Many of Voysey's original features – stylised keyholes, door handles, air vents, and fireplaces – can still be seen in the school today, for instance in the Oak Hall, the Senior Common Room and the Bursary offices. The additions to the original house – formerly known as Private Side – were designed by Voysey's pupil, Thomas Müntzer.

===Nature and the outdoors: Gardens inspired by Gertrude Jekyll===
The design of Prior's Field's rose garden was created by Leonard Huxley in collaboration with Gertrude Jekyll. It includes herbaceous borders, dry Bargate stone walls, a dipping pond and rock garden. In the early years, the care of the gardens was in the hands of lady gardeners trained at Swanley Horticultural College. The school has long encouraged an appreciation of the outdoors and remains involved with the scouting movement.

===Prior's Field Centenary and 110th Anniversary===
To mark the school's centenary in 2002, a £1.2 million sports hall was built. Designed in the style of Voysey and named the Centenary Sports Hall, it was opened by the physiologist and biophysicist Andrew Huxley, the recipient of the 1963 Nobel Prize in Physiology or Medicine and younger son of Leonard Huxley by his second marriage to Rosalind Bruce.

The 110th anniversary of Prior's Field's foundation was marked in 2012 by a service in Guildford Cathedral, construction of an all-weather sports pitch opened by the British Olympian hockey player Crista Cullen, and the annual Huxley Lecture in memory of the school's founder, delivered by the scientist and academic Susan Greenfield in November.

In September 2013, actress Diana Rigg opened a new three-storey teaching centre, siting the Creative Arts subjects in one area, providing six additional classrooms, a new school entrance and facilities for maths and modern languages.

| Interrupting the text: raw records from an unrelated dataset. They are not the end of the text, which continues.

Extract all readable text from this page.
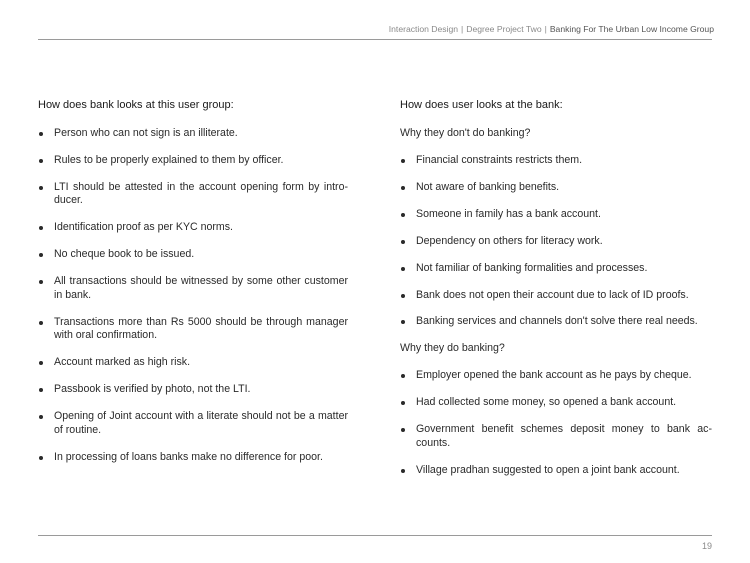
Interaction Design | Degree Project Two | Banking For The Urban Low Income Group
How does bank looks at this user group:
Person who can not sign is an illiterate.
Rules to be properly explained to them by officer.
LTI should be attested in the account opening form by intro-ducer.
Identification proof as per KYC norms.
No cheque book to be issued.
All transactions should be witnessed by some other customer in bank.
Transactions more than Rs 5000 should be through manager with oral confirmation.
Account marked as high risk.
Passbook is verified by photo, not the LTI.
Opening of Joint account with a literate should not be a matter of routine.
In processing of loans banks make no difference for poor.
How does user looks at the bank:
Why they don't do banking?
Financial constraints restricts them.
Not aware of banking benefits.
Someone in family has a bank account.
Dependency on others for literacy work.
Not familiar of banking formalities and processes.
Bank does not open their account due to lack of ID proofs.
Banking services and channels don't solve there real needs.
Why they do banking?
Employer opened the bank account as he pays by cheque.
Had collected some money, so opened a bank account.
Government benefit schemes deposit money to bank ac-counts.
Village pradhan suggested to open a joint bank account.
19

In March 2017, the former Prior's Field Head Julie Roseblade opened a new Science, Technology and Music Centre, named the Arnold Building in memory of the school's founder, Julia Huxley.

==Notable alumnae==

- Patricia Angadi (1914–2001), portrait painter and novelist
- Enid Bagnold (1889–1981), playwright and author of The Chalk Garden, National Velvet
- Jill Bennett (1931–1990), actress
- Alex Evans (born 1989), actress
- Victoria Hamilton (born 1971), actress
- Heather Joan Harvey (1899–1989), English writer and Liberal Party politician
- Lily James (born 1989), actress
- Anne Lupton (1888-1967) welfare and housing campaigner
- Freda Utley (1898–1978), writer and activist
- Mary Warnock, Baroness Warnock (born 1924), crossbench peer
- Margaret Yorke (1924–2012), crime writer, winner of the Crime Writers' Association Cartier Diamond Dagger Award, 1999
- Tessa Tennant (1959–2018), advocate of sustainable investment
- Tilly Smith (born 1994), credited with saving the lives of about 100 beachgoers at Maikhao Beach in Thailand

==Notable staff==
- Jane Lunnon, later head of Wimbledon High School and Alleyn's School

==Admission==
The main entry ages for Prior's Field are 11+, 13+ and 16+. Girls attend a Preview Day in October, when they undertake a series of activities and have an informal interview. They then sit an Entrance Exam in November. At 16+, entrance is dependent on GCSE results and the outcome of an interview.